The Crown is seeking jail time for a man convicted of defrauding Okanagan hockey parents of thousands of dollars, while the defence appears to be seeking a suspended sentence.
Defence lawyer James Pennington said Michael Elphicke has been in and out of hospital since his conviction last October of fraud and theft over $5,000 and unauthorized operation of a lottery scheme for a failed youth hockey trip to Europe.
Elphicke’s co-accused, Loren Reagan, has been in custody since his arrest in early March, awaiting trial on the same charges after he skipped the trial last September.
In court Monday morning, Pennington hinted at a conditional sentence or a suspended sentence. The latter would mean a period of probation instead of incarceration, while the former would likely mean house arrest.
Meanwhile, Crown lawyer Patrick Fullerton said he was seeking an actual jail sentence, noting the amount of money involved in the crime and the fact that it was a crime involving a breach of trust.
Fullerton has regularly chided the defence in this case for what he views as delay tactics, undermining the legal process. Several hearings have been held attempting to set a sentencing since early this year, and in fact a Monday morning hearing was scheduled for sentencing.
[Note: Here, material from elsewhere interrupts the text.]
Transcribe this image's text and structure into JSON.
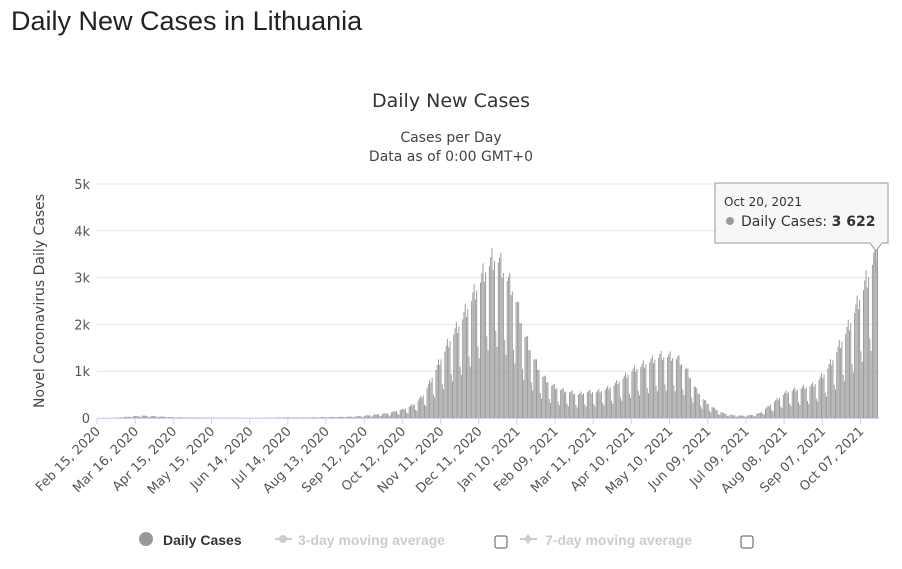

Instead, the court heard a defence application to run Elphicke’s sentencing hearing over video, something that has been in consideration for this sentencing for some time.
Pennington pointed to health concerns. A doctor did submit a letter suggesting excessive travel could cause further injury to his foot, and potentially further amputation.
However, Fullerton called the application “moot,” suggesting there would be evidence heard in the sentencing. While there had not been any expectation of fresh evidence being brought forward in the sentencing hearing, Fullerton said he would be calling evidence from B.C. Corrections in light of Pennington’s suggestion Elphicke might not be medically fit for incarceration.
While he did note Elphicke appeared over video for the verdict hearing, Fullerton said there was no evidence heard during that hearing.
He also took aim at the vagueness of the doctor’s letter, which did not quantify any risk, and despite Fullerton’s attempts to get clarification, the doctor has been “unprepared to communicate” with him.
He added that there is a strong public interest in Elphicke being sentenced in the community, noting media presence and coverage of the trial and subsequent hearings.
“The application must fail. It must be dismissed,” he said. “The letters we have from (the doctor) speak of excessive travel (concerns). Beyond that, we don’t know what that means. My friend doesn’t know what that means. In the Crown’s submission, this application is deficient on that basis alone.”
The judge accepted that there was a dispute over Elphicke’s health-related fitness for incarceration, suggesting there would be new evidence heard in the sentencing hearing.
The judge also did show some sympathy to Elphicke’s need for dialysis, and whether that could be achieved while in RCMP cells for the duration of the sentencing hearing. But an exasperated Fullerton responded that he has not received any information on that, either.
After Fullerton’s 40-minute submissions, Pennington conceded that hearing Crown evidence would render his application moot. Justice Austin Cullen agreed with that notion, and dismissed the application.
The matter will return to the courtroom on May 7 to fix a date for the sentencing hearing, with little expectation of a hearing until at least mid-July.